Well, according to the Mayan calender we have only got about four years left on this miserable little rock, before any number of events will simultaneously trigger the end of mankind as we know it. But to be honest what did the Mayans know? Not that much really or they would still be around sacrificing kids on top of temples. Some might take the little cute earthquake we had here in the UK last night as a warning of the end of days…… On that cheery note, if we do only have a brief amount of time left, at least this year should bring some light splatters of happiness to our lives.
1. Dig!!! Lazarus Dig!!!
The 14th album by the worlds finest purveyor of death, destruction and mayhem, Mr Nick Cave. Following on from the sleazy, blues, filth rock of Grinderman all the Bad Seeds are back together for one more album. Why should you be excited? Because with all the major “alternative” airwaves hell bent on pumping out soulless, lifeless emo-esque kid rock twenty four seven (I mean turn on MTV2 right now, I bet it’s bollocks), it’s good to have some thoughtful, well designed songwriting back in Ol’ Nick’s shadowy form. I don’t really want to give too much away here, but NecroMag will be reviewing the album very soon……stick around kiddies.
2. Marilyn Manson and Twiggy Ramirez have re-united!
Meaning we will probably get a GOOD Manson album in 2008. Not saying of course that “Eat Me, Drink Me” wasn’t any good of course…It just wasn’t Manson. Since Twiggy left the best thing that the guy has done involve the occasional splattering of genius art and covers of 80′s pop songs. It’s the Lennon/McCartney of the industrial world, and now that Manson has realised his ego isn’t a big enough talent to write intelligent rock anthems for a generation of people who once loved him, maybe he will find his feet again in 2008 with Twiggy by his side.
3. BUSH is getting the fuck out of office!
On November 4th 2008, the tyrannical reign of George W Bush will be over.
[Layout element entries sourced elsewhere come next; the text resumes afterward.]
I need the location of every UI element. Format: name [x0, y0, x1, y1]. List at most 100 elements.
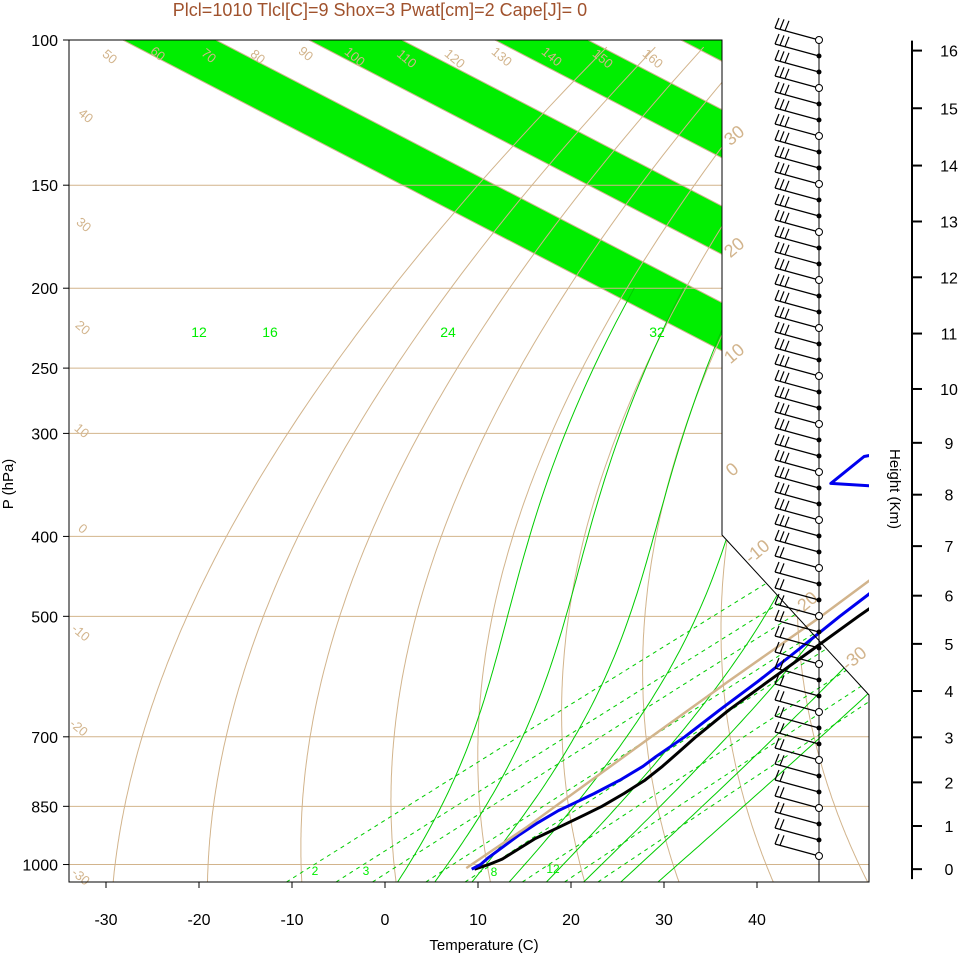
wind-level-dot	[815, 468, 823, 476]
wind-barb-feather	[779, 787, 785, 798]
x-tick-label: 20	[562, 912, 580, 929]
wind-barb-feather	[774, 449, 780, 461]
wind-level-dot	[816, 357, 822, 363]
wind-level-dot	[815, 420, 823, 428]
wind-barb-feather	[779, 659, 785, 670]
wind-level-dot	[815, 324, 823, 332]
height-tick-label: 4	[945, 684, 954, 701]
wind-barb-feather	[774, 385, 780, 397]
wind-level-dot	[816, 549, 822, 555]
wind-barb-feather	[774, 769, 780, 781]
wind-level-dot	[815, 564, 823, 572]
wind-barb-feather	[774, 657, 780, 669]
wind-level-dot	[815, 756, 823, 764]
wind-barb-feather	[774, 129, 780, 141]
moist-adiabat-line	[434, 287, 684, 882]
height-axis-label: Height (Km)	[886, 449, 903, 529]
wind-barb-feather	[779, 35, 785, 46]
wind-barb-feather	[779, 195, 785, 206]
wind-barb-feather	[784, 484, 790, 496]
wind-level-dot	[815, 660, 823, 668]
wind-barb-feather	[774, 433, 780, 445]
wind-barb	[774, 155, 820, 169]
wind-barb	[774, 475, 820, 489]
wind-barb-feather	[784, 132, 790, 144]
wind-barb	[774, 43, 820, 57]
wind-level-dot	[816, 533, 822, 539]
wind-barb	[774, 635, 820, 649]
x-tick-label: -20	[187, 912, 210, 929]
wind-barb-feather	[784, 100, 790, 112]
wind-barb-feather	[779, 355, 785, 366]
wind-barb-feather	[784, 84, 790, 96]
plot-mask	[722, 40, 961, 882]
wind-barb-feather	[784, 468, 790, 480]
wind-barb-feather	[779, 499, 785, 510]
wind-barb-feather	[779, 163, 785, 174]
wind-barb	[774, 27, 820, 41]
wind-barb-feather	[774, 17, 780, 29]
wind-barb	[774, 427, 820, 441]
wind-barb	[774, 699, 820, 713]
wind-barb-feather	[784, 356, 790, 368]
wind-level-dot	[816, 389, 822, 395]
wind-level-dot	[815, 36, 823, 44]
wind-barb	[774, 843, 820, 857]
wind-barb-feather	[779, 387, 785, 398]
height-tick-label: 9	[945, 436, 954, 453]
wind-barb-feather	[774, 305, 780, 317]
mixing-ratio-label: 3	[363, 864, 370, 878]
wind-barb	[774, 283, 820, 297]
y-tick-label: 150	[31, 178, 58, 195]
wind-barb-feather	[779, 67, 785, 78]
wind-barb-feather	[774, 561, 780, 573]
dry-adiabat-line	[561, 46, 850, 882]
wind-barb	[774, 235, 820, 249]
wind-level-dot	[815, 708, 823, 716]
sounding-profiles	[465, 454, 869, 871]
wind-barb-feather	[784, 292, 790, 304]
x-tick-label: -30	[94, 912, 117, 929]
wind-barb-feather	[774, 161, 780, 173]
wind-barb-feather	[774, 81, 780, 93]
wind-barb-feather	[774, 801, 780, 813]
height-tick-label: 1	[945, 819, 954, 836]
wind-barb-feather	[779, 755, 785, 766]
wind-level-dot	[816, 405, 822, 411]
wind-barb-feather	[779, 707, 785, 718]
wind-barb-feather	[774, 65, 780, 77]
wind-barb-feather	[784, 452, 790, 464]
wind-level-dot	[816, 485, 822, 491]
height-tick-label: 6	[945, 589, 954, 606]
y-tick-label: 250	[31, 361, 58, 378]
wind-level-dot	[816, 773, 822, 779]
wind-barb-feather	[774, 401, 780, 413]
wind-barb-feather	[779, 643, 785, 654]
moist-adiabat-line	[583, 562, 869, 882]
wind-level-dot	[816, 453, 822, 459]
wind-barb	[774, 715, 820, 729]
wind-barb-feather	[779, 611, 785, 622]
dry-adiabat-line	[390, 46, 753, 882]
wind-barb	[774, 539, 820, 553]
wind-barb-feather	[774, 145, 780, 157]
wind-barb-feather	[784, 212, 790, 224]
wind-barb	[774, 75, 820, 89]
wind-barb-feather	[774, 673, 780, 685]
mixing-ratio-line	[335, 547, 869, 882]
y-axis-label: P (hPa)	[0, 459, 17, 510]
wind-barb-feather	[774, 49, 780, 61]
wind-barb-feather	[774, 833, 780, 845]
wind-barb-feather	[784, 404, 790, 416]
wind-barb-feather	[784, 388, 790, 400]
wind-barb	[774, 459, 820, 473]
wind-barb-feather	[779, 275, 785, 286]
wind-barb-feather	[779, 435, 785, 446]
wind-barb	[774, 171, 820, 185]
height-tick-label: 3	[945, 730, 954, 747]
wind-barb-feather	[779, 131, 785, 142]
grid-label: 160	[640, 46, 666, 71]
wind-barb-feather	[784, 260, 790, 272]
wind-barb	[774, 299, 820, 313]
But lets just see what shit he can cause before he gets booted out first shall we. And it looks, one way or another, for the first time in history that a black man or a woman (Barrack or Hill Dawg) will take over the title of most powerful person on the planet. So maybe the next four years might not be so bad after all. At least it will probably be a Democrat. It’s kinda in the name really. Democrat, Democracy, its pretty close. Just as a quick reminder of some of Bush’s fantastical doings in office look here
4. SPEED RACER!
The Wachowski Brothers are doing something again! WOO HOO! After the Matrix and producing V for Vendetta, its good to see them sink their teeth into something. Speed Racer will be out in May this year, for details check here
5. The End of Scientology?
Events this year as chronicled by NecroMag regarding Project Chanology are bringing this corrupt and stupidly powerful organisation to the public eye. Whether or not you have armed yourself with the knowledge of why these events have transpired
it is important that the worldwide events of February 10th do not get lost to the pages of history, as they represent the very ideas of freedom of speech that we must not lose as a race, or 2012 will be a welcome end of days.
Finally. 2008 will not suck because NECROMAG has been fed, nurtured and toilet trained. We will take care of you. Promise.